Director: Pedro Almodóvar
Runtime: 127 minutes
Rating: R
Cast: Penelope Cruz, Lluís Homar, Blanca Portillo (In Spanish w/ subtitles)

Blind writer Lluís Homar begins his day memorably in the opening scene of Broken Embraces. Having been helped across the street by a beautiful woman, he successfully turns her offer to read him the news into a seduction. When their encounter ends, he looks satisfied but unmoved. Warned against letting strangers into his house by his manager (Blanca Portillo), he says that everything that could happen to him has already happened. He lives life as an epilogue, remembering a time before he lost his sight, when he directed acclaimed films under his own name instead of hacking them out under a pseudonym. And he remembers when love was a passionate thing, not a woman met in the morning, then gone by noon. His best day now can’t compare to the time he’s lost.

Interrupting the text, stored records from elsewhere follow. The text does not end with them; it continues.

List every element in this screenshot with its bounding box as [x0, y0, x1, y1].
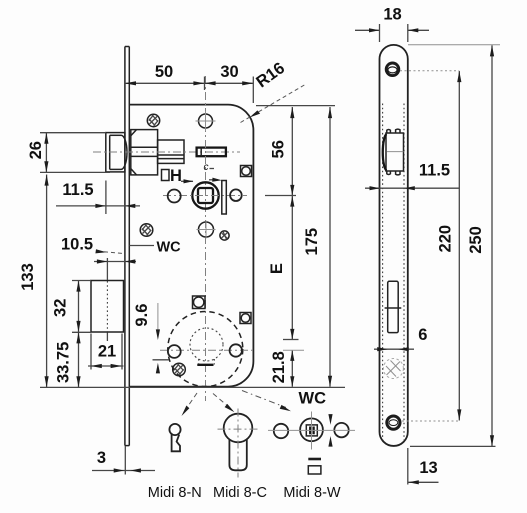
svg-text:WC: WC [299, 390, 327, 408]
faceplate top cap [125, 46, 129, 48]
faceplate bottom cap [125, 445, 129, 447]
dimension 175 [328, 107, 332, 387]
latch bolt head [106, 133, 127, 172]
svg-text:32: 32 [52, 299, 70, 317]
faceplate back edge line [128, 47, 130, 446]
follower square spindle hole [198, 188, 213, 203]
svg-text:33.75: 33.75 [55, 342, 73, 383]
svg-text:21: 21 [98, 343, 116, 361]
euro cylinder hidden circle [190, 328, 223, 361]
svg-text:13: 13 [419, 459, 437, 477]
small hatched hole right of center [220, 231, 229, 240]
hidden WC hole hatched [383, 359, 403, 379]
dimension 220 [400, 71, 461, 421]
screw hole lower-left (hatched) [173, 363, 186, 376]
faceplate outline [380, 45, 408, 446]
bottom extension line [40, 386, 345, 388]
guide pin [197, 148, 226, 157]
svg-text:Midi 8-N: Midi 8-N [148, 485, 202, 501]
deadbolt extension line above [106, 258, 108, 280]
screw hole mid-left (hatched) [140, 224, 153, 237]
dimension 11.5 left view [56, 181, 140, 215]
follower hub circle [192, 182, 218, 208]
dimension 21 [88, 364, 124, 368]
dimension 21.8 [283, 350, 304, 387]
screw with square plate above cylinder [193, 296, 206, 309]
svg-text:3: 3 [97, 449, 106, 467]
hole left of follower [168, 190, 181, 203]
svg-text:6: 6 [418, 326, 427, 344]
latch bolt front view [383, 129, 404, 175]
dimension 133 [45, 175, 49, 388]
dimension 33.75 [76, 332, 80, 387]
dimension 3 faceplate thickness [92, 446, 155, 475]
cylinder centerline [160, 349, 254, 351]
svg-text:Midi 8-W: Midi 8-W [283, 485, 341, 501]
svg-text:133: 133 [19, 263, 37, 291]
svg-text:H: H [170, 167, 182, 185]
dimension 11.5 right view [365, 186, 459, 190]
svg-text:11.5: 11.5 [419, 162, 450, 180]
deadbolt head [91, 281, 124, 333]
svg-text:E: E [268, 263, 286, 274]
svg-text:Midi 8-C: Midi 8-C [213, 485, 267, 501]
stop lever bar [209, 178, 226, 214]
svg-text:26: 26 [27, 141, 45, 159]
svg-text:11.5: 11.5 [62, 181, 93, 199]
leader to euro cylinder variant [213, 394, 235, 413]
dimension 10.5 arrows at faceplate [94, 259, 136, 263]
WC spindle symbol Midi 8-W [268, 412, 355, 450]
hole right of cylinder [230, 344, 242, 356]
dimension 10.5 leader [61, 236, 124, 254]
screw hole top-left (hatched) [147, 114, 159, 126]
dimension 250 [408, 45, 500, 447]
cylinder mounting dashed circle [168, 312, 243, 387]
hole right of follower [230, 189, 242, 201]
svg-text:21.8: 21.8 [270, 351, 288, 383]
leader to keyhole variant [182, 393, 198, 417]
svg-text:9.6: 9.6 [133, 304, 151, 327]
dimension 13 [408, 448, 439, 485]
svg-text:10.5: 10.5 [61, 236, 93, 254]
svg-text:56: 56 [270, 140, 288, 158]
latch body block [131, 130, 158, 175]
euro cylinder hidden stem [197, 359, 214, 365]
svg-text:50: 50 [155, 63, 173, 81]
hole top-middle [196, 111, 216, 131]
WC square height arrows [328, 414, 332, 447]
faceplate front edge line [124, 47, 126, 446]
deadbolt slot [385, 281, 402, 332]
hole with cross below follower [197, 221, 216, 239]
dimension E [283, 196, 299, 340]
leader to WC variant [242, 391, 291, 412]
keyhole symbol Midi 8-N [169, 424, 180, 451]
radius label R16 [241, 59, 307, 123]
dimension 6 slot width [374, 347, 414, 351]
euro profile symbol Midi 8-C [218, 409, 261, 478]
svg-text:30: 30 [220, 63, 238, 81]
dimension 56 [256, 106, 335, 196]
svg-text:175: 175 [303, 228, 321, 256]
svg-text:WC: WC [157, 240, 182, 256]
deadbolt extension lines below [91, 333, 122, 370]
square marker before H [162, 170, 170, 181]
dimension 50/30 line [125, 77, 253, 104]
deadbolt hidden edge dotted [106, 281, 108, 332]
latch centerline [93, 151, 240, 153]
vertical centerline through follower and cylinder [205, 76, 207, 401]
nut on right edge lower [240, 313, 251, 324]
latch tail block [158, 140, 184, 163]
WC small square below [308, 466, 321, 474]
dimension 26 [40, 133, 110, 173]
top screw hole [386, 63, 399, 76]
bottom screw hole [387, 416, 400, 429]
WC leader left view [130, 245, 155, 247]
follower centerline [163, 195, 247, 197]
WC bold dash below [308, 458, 321, 461]
lock case outline [129, 105, 253, 387]
dimension 9.6 [153, 303, 170, 373]
hole left of cylinder [168, 345, 181, 358]
dimension 32 [72, 281, 91, 333]
svg-text:220: 220 [436, 225, 454, 253]
svg-text:250: 250 [467, 226, 485, 254]
hidden latch channel lines [383, 104, 404, 441]
small arrow pointing at follower [181, 179, 193, 183]
nut on right edge upper [241, 166, 252, 177]
centerline symbol c [204, 162, 215, 173]
dimension 18 [355, 24, 429, 42]
svg-text:18: 18 [383, 6, 401, 24]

The latest from Pedro Almodóvar unfolds on two fronts. One follows Homar in 2008 as he’s offered the chance to write a film for a mysterious, wealthy patron (Rubén Ochandiano). The other flashes back to when he fell in love with the beautiful leading lady (Penélope Cruz, excellent as always when paired with Almodóvar) of his in-progress film. Fully aware Cruz is the mistress of a wealthy industrialist (José Luis Gómez), Homar knows he should leave her alone. But his heart isn’t the kind that’s capable of ignoring its desires. In this, he joins decades of Almodóvar characters in thrall to needs that could, and probably will, be their undoing.

Broken Embraces welds Douglas Sirk melodrama to the most gracefully unsettling elements of Alfred Hitchcock, wrapping both in the stylish, hushed elegance that’s become Almodóvar’s trademark since his mid-’90s reinvention. The scenes we see of Homar’s final film look a lot like the sort of candy-colored farce Almodóvar used to make before adopting the sadder, knowing tones of recent years. He’s moved on. His protagonist can’t, and Almodóvar barbs the twists of his familiar-looking love triangle with the pain of yesterday’s irretrievable pleasure. It’s a studied piece of filmmaking, but it’s driven, like Homar’s character, by a brokenhearted romanticism familiar to all the people who have woken up in a present they never would have wished for in the past.